[ QUOTE ]
Just imagine our users. They didn't have to login to JDE for years. They have a windows password they have to change evey month. They didn't need to login to JDE. Now we are upgrading from 8.10 (terrible release) to the new 8.12 tools release 8.98 with all new features. Also Imagine they must switch over from fat client to web......??. If this feature isn't working just gives a negative flow....
User will say "it is possible for years and now it doesn't work" How do I have to explain this? Implementing big changes in infrastructure is also not the way to go. All our effort goes in the project, making it technically and functionally work.
[/ QUOTE ]
Yes, this is why I recommended Kerberos. As some have pointed out, Kerberos is an authentication system while LDAP is an access protocol. They can work together. The folks who responded to your Metalink request aren't necessarily aware of all of the options. You don't need a portal, collaborative or otherwise. UnifiedLogon is no longer an option with the "web" client. Making "big changes in the infrastructure" is pretty much required if you want the same functionality. It is what it is. I can't make any apologies for Oracle, and I don't have any reason to defend them, either. The UnifiedLogon service just isn't applicable any more with the "web only" releases. Change happens.
Kerberos solves this problem (users don't have to enter more than one password), but it is NOT as easy to setup as UnifiedLogon. You don't have to configure "base LDAP" with JDE to make it work. It is all done at the "web" client layer, not the EnterpriseOne technical foundation.
You may accept some solution in between after evaluating the Kerberos option. First you would need to evaluate it. Gregg recommmended you hire a consultant, wouldn't be a bad idea. A good bet if you do hire a consultant would be to work with someone who knows both OAS (with SSO) and JDE EnterpriseOne. You can go it alone, but once again, not as easy as UnifiedLogon. I don't automatically assume that everyone is technically challenged and that solutions are just too hard for them to figure out. Until you say otherwise, I'll assume you are technically adept and can handle it.
The brief rundown on what you can do to get a UnifiedLogon "like" configuration up and running for the "web" client is as follows:
Install OAS - Infrastructure home option. I recommend 10.1.2.0.2 at this point for JDE. This is Oracle Identity Management and includes a prebuilt Oracle database - no Oracle database installation knowledge is required to get it up and running. There are other options for the database (all Oracle options), but the included database is the easy method.
The Infrastructure home will provide Oracle Internet Directory (OID) and Oracle Single Sign-On. OID and SSO can be installed together at the same time, which is recommended for a first time install, or separately. This can either be in separate homes on the same server, or on separate servers. For instance, OID/SSO together in the same home, or OID on server1 - while SSO is installed on server2. It is also possible to have server3 hosting the db...won't get into that now. Doesn't sound like this is what you want (infrastructure sprawl) but I post this stuff for everyone, not just one.
Once you have the infrastructure up and running, you can then pull the Windows Active Directory accounts into the OID. There are some decent "howto" documents/whitepapers out on the Internet - I've written one for a JDE journal and they are in the process of publishing it in pieces.

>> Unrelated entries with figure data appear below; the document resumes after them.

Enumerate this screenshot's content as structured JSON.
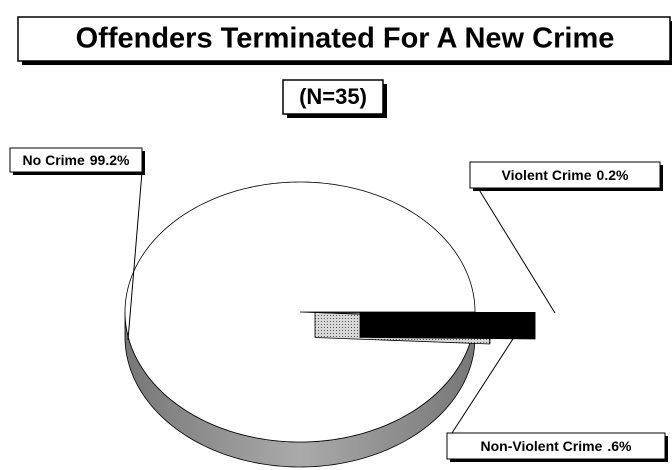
{
  "chart_data": {
    "type": "pie",
    "title": "Offenders Terminated For A New Crime",
    "subtitle": "(N=35)",
    "categories": [
      "No Crime",
      "Violent Crime",
      "Non-Violent Crime"
    ],
    "values": [
      99.2,
      0.2,
      0.6
    ],
    "value_labels": [
      "99.2%",
      "0.2%",
      ".6%"
    ],
    "colors": [
      "#ffffff",
      "#000000",
      "#b8b8b8"
    ]
  }
}
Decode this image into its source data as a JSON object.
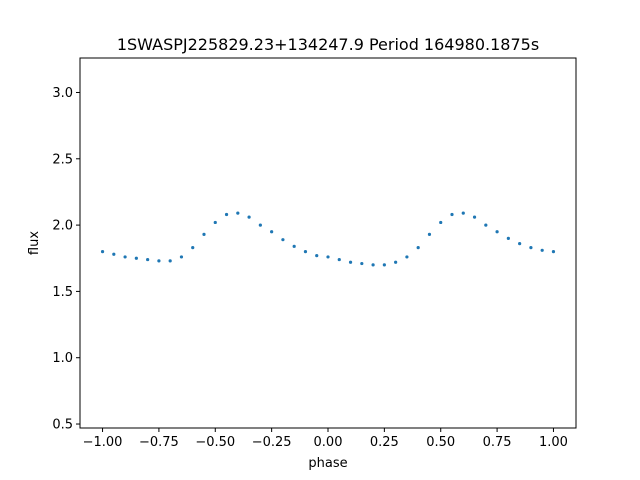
{
  "chart_data": {
    "type": "scatter",
    "title": "1SWASPJ225829.23+134247.9 Period 164980.1875s",
    "xlabel": "phase",
    "ylabel": "flux",
    "xlim": [
      -1.1,
      1.1
    ],
    "ylim": [
      0.47,
      3.26
    ],
    "grid": false,
    "legend": "none",
    "x_ticks": [
      -1.0,
      -0.75,
      -0.5,
      -0.25,
      0.0,
      0.25,
      0.5,
      0.75,
      1.0
    ],
    "x_tick_labels": [
      "−1.00",
      "−0.75",
      "−0.50",
      "−0.25",
      "0.00",
      "0.25",
      "0.50",
      "0.75",
      "1.00"
    ],
    "y_ticks": [
      0.5,
      1.0,
      1.5,
      2.0,
      2.5,
      3.0
    ],
    "y_tick_labels": [
      "0.5",
      "1.0",
      "1.5",
      "2.0",
      "2.5",
      "3.0"
    ],
    "marker_color": "#1f77b4",
    "series": [
      {
        "x": [
          -1.0,
          -0.95,
          -0.9,
          -0.85,
          -0.8,
          -0.75,
          -0.7,
          -0.65,
          -0.6,
          -0.55,
          -0.5,
          -0.45,
          -0.4,
          -0.35,
          -0.3,
          -0.25,
          -0.2,
          -0.15,
          -0.1,
          -0.05,
          0.0,
          0.05,
          0.1,
          0.15,
          0.2,
          0.25,
          0.3,
          0.35,
          0.4,
          0.45,
          0.5,
          0.55,
          0.6,
          0.65,
          0.7,
          0.75,
          0.8,
          0.85,
          0.9,
          0.95,
          1.0
        ],
        "y": [
          1.8,
          1.78,
          1.76,
          1.75,
          1.74,
          1.73,
          1.73,
          1.76,
          1.83,
          1.93,
          2.02,
          2.08,
          2.09,
          2.06,
          2.0,
          1.95,
          1.89,
          1.84,
          1.8,
          1.77,
          1.76,
          1.74,
          1.72,
          1.71,
          1.7,
          1.7,
          1.72,
          1.76,
          1.83,
          1.93,
          2.02,
          2.08,
          2.09,
          2.06,
          2.0,
          1.95,
          1.9,
          1.86,
          1.83,
          1.81,
          1.8
        ]
      }
    ]
  }
}
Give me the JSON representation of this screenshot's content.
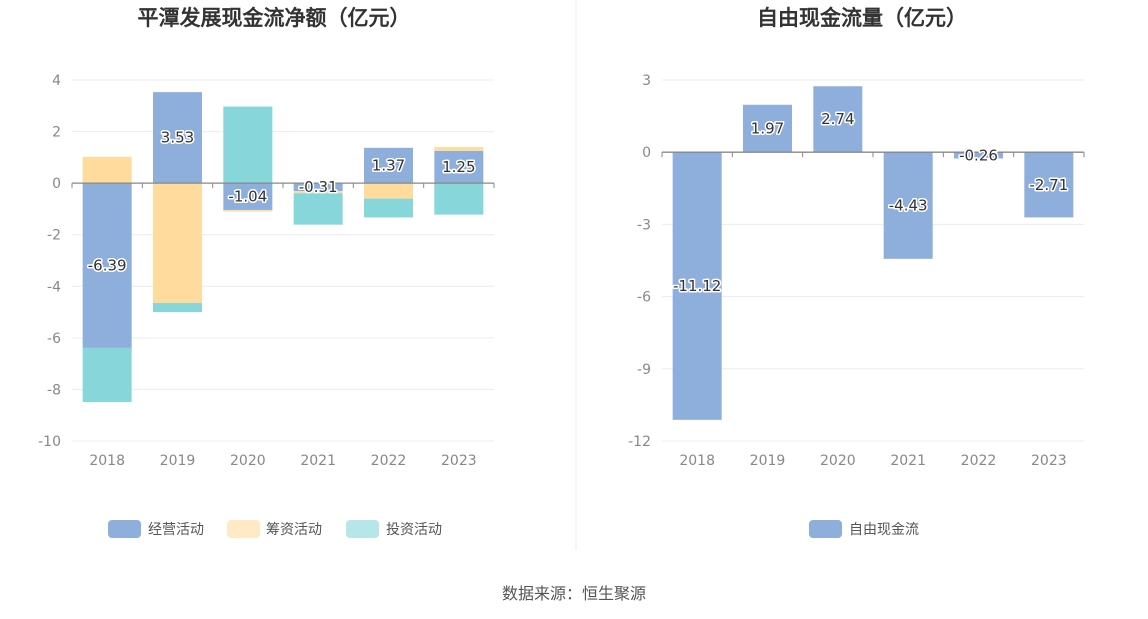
{
  "source_text": "数据来源：恒生聚源",
  "chart_data": [
    {
      "type": "bar",
      "stacked": true,
      "title": "平潭发展现金流净额（亿元）",
      "categories": [
        "2018",
        "2019",
        "2020",
        "2021",
        "2022",
        "2023"
      ],
      "ylim": [
        -10,
        4
      ],
      "yticks": [
        4,
        2,
        0,
        -2,
        -4,
        -6,
        -8,
        -10
      ],
      "grid": true,
      "legend_position": "bottom",
      "series": [
        {
          "name": "经营活动",
          "color": "#8eaedc",
          "values": [
            -6.39,
            3.53,
            -1.04,
            -0.31,
            1.37,
            1.25
          ],
          "show_labels": true
        },
        {
          "name": "筹资活动",
          "color": "#ffdc9e",
          "values": [
            1.02,
            -4.65,
            -0.06,
            -0.08,
            -0.6,
            0.15
          ],
          "show_labels": false
        },
        {
          "name": "投资活动",
          "color": "#86d6da",
          "values": [
            -2.1,
            -0.35,
            2.97,
            -1.22,
            -0.73,
            -1.22
          ],
          "show_labels": false
        }
      ]
    },
    {
      "type": "bar",
      "stacked": false,
      "title": "自由现金流量（亿元）",
      "categories": [
        "2018",
        "2019",
        "2020",
        "2021",
        "2022",
        "2023"
      ],
      "ylim": [
        -12,
        3
      ],
      "yticks": [
        3,
        0,
        -3,
        -6,
        -9,
        -12
      ],
      "grid": true,
      "legend_position": "bottom",
      "series": [
        {
          "name": "自由现金流",
          "color": "#8eaedc",
          "values": [
            -11.12,
            1.97,
            2.74,
            -4.43,
            -0.26,
            -2.71
          ],
          "show_labels": true
        }
      ]
    }
  ]
}
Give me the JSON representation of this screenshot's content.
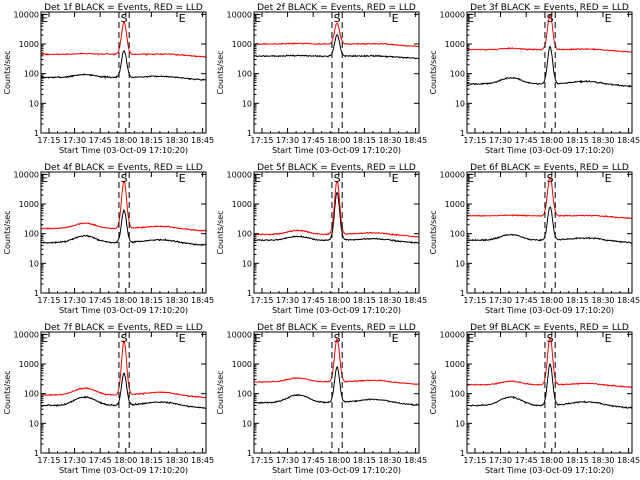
{
  "chart_data": {
    "type": "line",
    "x_tick_labels": [
      "17:15",
      "17:30",
      "17:45",
      "18:00",
      "18:15",
      "18:30",
      "18:45"
    ],
    "x_tick_minutes": [
      15,
      30,
      45,
      60,
      75,
      90,
      105
    ],
    "xlim_minutes_after_1700": [
      10.333,
      107
    ],
    "y_scale": "log",
    "y_tick_labels": [
      "1",
      "10",
      "100",
      "1000",
      "10000"
    ],
    "y_tick_values": [
      1,
      10,
      100,
      1000,
      10000
    ],
    "ylim": [
      1,
      12000
    ],
    "ylabel": "Counts/sec",
    "xlabel": "Start Time (03-Oct-09 17:10:20)",
    "dashed_lines_minutes": [
      56,
      62
    ],
    "marker_labels": [
      {
        "text": "E",
        "minute": 12.5
      },
      {
        "text": "S",
        "minute": 59
      },
      {
        "text": "E",
        "minute": 93
      }
    ],
    "series_colors": {
      "events": "#000000",
      "lld": "#ff0000"
    },
    "panels": [
      {
        "title": "Det 1f BLACK = Events, RED = LLD",
        "events": {
          "base": 75,
          "bump": 1.25,
          "peak": 600
        },
        "lld": {
          "base": 450,
          "bump": 1.05,
          "peak": 5500
        }
      },
      {
        "title": "Det 2f BLACK = Events, RED = LLD",
        "events": {
          "base": 390,
          "bump": 1.05,
          "peak": 2000
        },
        "lld": {
          "base": 1000,
          "bump": 1.05,
          "peak": 5000
        }
      },
      {
        "title": "Det 3f BLACK = Events, RED = LLD",
        "events": {
          "base": 45,
          "bump": 1.6,
          "peak": 800
        },
        "lld": {
          "base": 650,
          "bump": 1.1,
          "peak": 9500
        }
      },
      {
        "title": "Det 4f BLACK = Events, RED = LLD",
        "events": {
          "base": 50,
          "bump": 1.7,
          "peak": 600
        },
        "lld": {
          "base": 150,
          "bump": 1.5,
          "peak": 6000
        }
      },
      {
        "title": "Det 5f BLACK = Events, RED = LLD",
        "events": {
          "base": 60,
          "bump": 1.35,
          "peak": 2500
        },
        "lld": {
          "base": 95,
          "bump": 1.35,
          "peak": 6000
        }
      },
      {
        "title": "Det 6f BLACK = Events, RED = LLD",
        "events": {
          "base": 60,
          "bump": 1.55,
          "peak": 800
        },
        "lld": {
          "base": 400,
          "bump": 1.05,
          "peak": 8000
        }
      },
      {
        "title": "Det 7f BLACK = Events, RED = LLD",
        "events": {
          "base": 40,
          "bump": 1.9,
          "peak": 500
        },
        "lld": {
          "base": 90,
          "bump": 1.7,
          "peak": 6000
        }
      },
      {
        "title": "Det 8f BLACK = Events, RED = LLD",
        "events": {
          "base": 50,
          "bump": 1.8,
          "peak": 800
        },
        "lld": {
          "base": 250,
          "bump": 1.35,
          "peak": 7000
        }
      },
      {
        "title": "Det 9f BLACK = Events, RED = LLD",
        "events": {
          "base": 40,
          "bump": 1.9,
          "peak": 1000
        },
        "lld": {
          "base": 200,
          "bump": 1.3,
          "peak": 8000
        }
      }
    ]
  }
}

The act of pulling the AD accounts into OID is the issue some others have been railing on about - how it shouldn't be necessary, etc., but the fact is it is necessary for Oracle Single Sign-On. I've posted before that perhaps in the future it won't be. (For an Oracle employees perspective on the SSO/OID requirement among other thoughts:
http://blogs.oracle.com/mwilcox/2007/12/clarifying_questions_on_kerber.html)
Either way, it is not like installing a new ERP system in complexity, but it will take some level of attention/maintenance, more so than UnifiedLogon. It is the nature of the beast. A big ERP upgrade project should take risks like these into account. I am disappointed how so many technical consultants leave out the "little" things like user authentication when they lay out the overall project plan for the technical upgrade.
Once you have the accounts pulled in, you can turn on the AD external authentication plug-in for OID. This will authenticate users in OID against AD using their Windows password. This isn't required for Kerberos, but good to have in case Kerberos fails for whatever reason.
Once you have this configured, you can connect JDE "web" client to Oracle Single Sign-On. Once that has been verified as working, you can configure Kerberos on the Oracle SSO server. This can work if you are running OAS on any supported platform, it doesn't have to be running on Windows to work with the Windows implementation of Kerberos.
Once you have Kerberos working with SSO, users who are able to authenticate with Windows should no longer be required to enter their username/password for access to JDE. Again, no portal is required for this, and it is supported.
The detractors either haven't done it themselves, have and hated it, are worried you will struggle and blame JDEList or them personally, or just want to be or enjoy being detractors.
I am sorry you are going through phases of understanding, confusion, understanding, joy, discomfort, etc. This isn't an easy topic to discuss, due to the Oracle centric nature of the recommended solutions. I'm also not a full time professional journalist, and no one is here to edit my posts on JDEList. Again, sorry.